Model implementation
The single nucleotide model was implemented in Perl [30], the dinucleotide model was implemented in Java. All the models were fitted using the least squares method. The fitted parameters for the dinucleotide model for each of the two datasets were used to generate an affinity.info matrix for that dataset. This affinity.info matrix was used in GCRMA analysis later on. Affinity.info matrix generation was done using a local R script following the steps found in GCRMA source code (see http://webpages.uncc.edu/~rgharaib/nnfit webcite). The Java code for the dinucleotide model is provided at http://webpages.uncc.edu/~rgharaib/nnfit/FitNN.zip webcite.
Data analysis
All analysis steps were performed using R [31] version 2.5.0 and Bioconductor [32] unless otherwise indicated.
Expression summaries
Expression summaries were generated using the full model of GCRMA version 2.8.1. The commands used to generate the summaries for GCRMANN, GCRMAL and GCRMAR can be found at http://webpages.uncc.edu/~rgharaib/nnfit webcite. The affinity.info matrix for the U133 Latin square dataset is provided as http://webpages.uncc.edu/~rgharaib/nnfit/U133NNAffinity.RData webcite, and the Golden spikein dataset affinity.info matrix is provided as http://webpages.uncc.edu/~rgharaib/nnfit/GoldenSpikeinNNAffinity.RData webcite.
AffyComp analysis
Affyomp analysis was done using a locally installed AffyComp 1.14.0 package. All expression summaries were converted back from the log scale to the original scale and formatted to a commadelimited text files using a local Perl script. Metrics generation for the expression summaries was done using a local R script following the directions of the package maintainers. The following metrics were used to evaluate the performance of each algorithm (definitions are according to Affycomp website [33]): Median SD is the median standard deviation across replicates. It measures the consistency of the algorithm; the lower the median SD the more consistent the algorithm. Null logfc IQR and null logfc 99.9% are the interquartile range and the 99.9^{th }percentile of the log fold changes from probesets, for genes that should not change. A perfect score is 0 for both metrics. Signal detect slope is the slope obtained from regressing expression values on nominal concentrations in the spikein data. Signal detect R^{2 }is the R squared obtained from regressing expression values on nominal concentrations in the spikein data. Low.slope, med.slope and high.slope are as in signal detect slope, but for probesets targeting low, medium and high spikeins, respectively. Obsintendedfc and Obs(low)intfc slopes are slopes obtained from regressing observed log fold changes against nominal log fold changes for all probesets, and for those with nominal concentration less than 2 pM, respectively. Low, med and high AUC reflect the area under the ROC curve (with up to 100 false positives) for spikeins with low, medium and high intensities, standardized so that optimum is 1, respectively. Weighted avg AUC is the weighted average of the previous three ROC curves with weights related to amount of data in each class (low, medium and high).

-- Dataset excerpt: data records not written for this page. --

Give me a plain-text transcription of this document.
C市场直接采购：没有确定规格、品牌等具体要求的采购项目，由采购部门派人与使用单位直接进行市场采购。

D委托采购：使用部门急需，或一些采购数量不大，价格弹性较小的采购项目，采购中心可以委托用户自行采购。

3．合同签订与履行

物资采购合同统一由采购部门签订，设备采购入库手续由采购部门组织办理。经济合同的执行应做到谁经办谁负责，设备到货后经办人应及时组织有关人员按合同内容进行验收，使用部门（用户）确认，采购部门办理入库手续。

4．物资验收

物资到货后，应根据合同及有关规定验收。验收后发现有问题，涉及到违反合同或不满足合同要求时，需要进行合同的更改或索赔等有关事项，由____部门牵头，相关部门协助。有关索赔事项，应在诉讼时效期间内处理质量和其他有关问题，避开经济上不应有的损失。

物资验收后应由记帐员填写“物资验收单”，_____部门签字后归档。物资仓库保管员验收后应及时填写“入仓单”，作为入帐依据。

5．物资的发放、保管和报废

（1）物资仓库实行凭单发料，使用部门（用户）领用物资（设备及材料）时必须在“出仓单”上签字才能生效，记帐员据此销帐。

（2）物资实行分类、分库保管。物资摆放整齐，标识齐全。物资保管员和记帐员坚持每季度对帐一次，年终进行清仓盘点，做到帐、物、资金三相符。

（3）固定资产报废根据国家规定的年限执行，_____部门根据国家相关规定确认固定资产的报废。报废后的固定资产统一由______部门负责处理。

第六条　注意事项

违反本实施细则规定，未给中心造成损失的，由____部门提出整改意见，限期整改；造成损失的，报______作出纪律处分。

ROC curve and cyber t analysis
ROC curve generation was implemented in Java and cyber t analysis was done in R. Detailed description of the implementation and the analysis can be found here [34].
Authors' contributions
RZG participated in the design of the study, coded the single nucleotide model (equation 1) and dinucleotide model (equation 3), carried out the analysis, and drafted the manuscript. AAF implemented the single nucleotide model (equation 2) and the analysis pipeline for Cyber t test and ROC curve generation. AAF, RZG and CJG conceived of the study, participated in its design, coordinated the research and analysis, and drafted the manuscript.
Acknowledgements
This research was supported in part by NIH 1R01GM07261901 (C.J.G.) and by the UNCCharlotte GASP program (R.Z.G.).